The detective went silent for a moment "wait? Killed him?"

"Yeah..There were pictures send.." I whispered, on the verge of tears again.

" Please stop by again soon.." the detective said. I agreed and we didn't have anything left to talk about for now, we said our goodbyes and I hung up. I sighed shakily and got up to get some water. I need Chester... I miss him so so so much. Fans have been wondering where he went, We have to tell them eventually but I'm definitely not ready yet.

I suddenly got a text from Dave..

Dave: Mike, Have you seen this?

He also send a link to an article... written by no other then Cora fucking Washington!

Linkin park vocalist Chester Bennington has disappeared!

The lead vocalist of linkin park hasn't been seen anywhere and hasn't been heard from for a few weeks now and people are starting to worry!

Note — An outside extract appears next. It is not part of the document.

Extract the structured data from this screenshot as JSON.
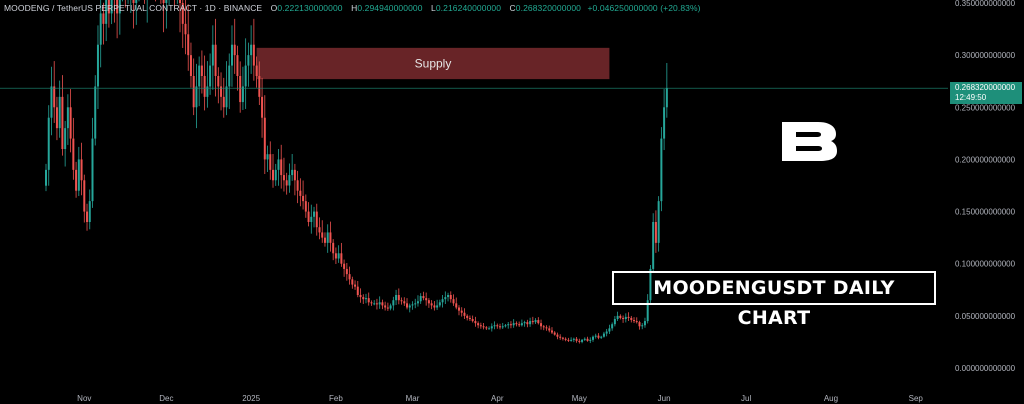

What has happened to Bennington? Did he step out of the spotlight? Did he runaway for a new life? Did he leave his beloved husband Mike? Did he pass away? Who knows? But I am sure we will find out soon!

Mike Shinoda, the rapper of linkin park and Bennington's husband must be heartbroken if Chester has disappeared or pass away. Let's just cross our fingers and hope that Shinoda will be okay and maybe find someone else. After all, Valentine's day is getting closer and closer. Would be a shame if Shinoda would have to celebrate it all alone.

Tell us what you think about the situation in the comment section, leave a Like for Chester and I'll see you next time!

Author: Cora Washington

My jaw dropped and my eyes widened... what the fuck is wrong with her?! She must have Chester! There's no one else that could! She has him! I'm 99% sure that she does! She's gonna pay for what she's done!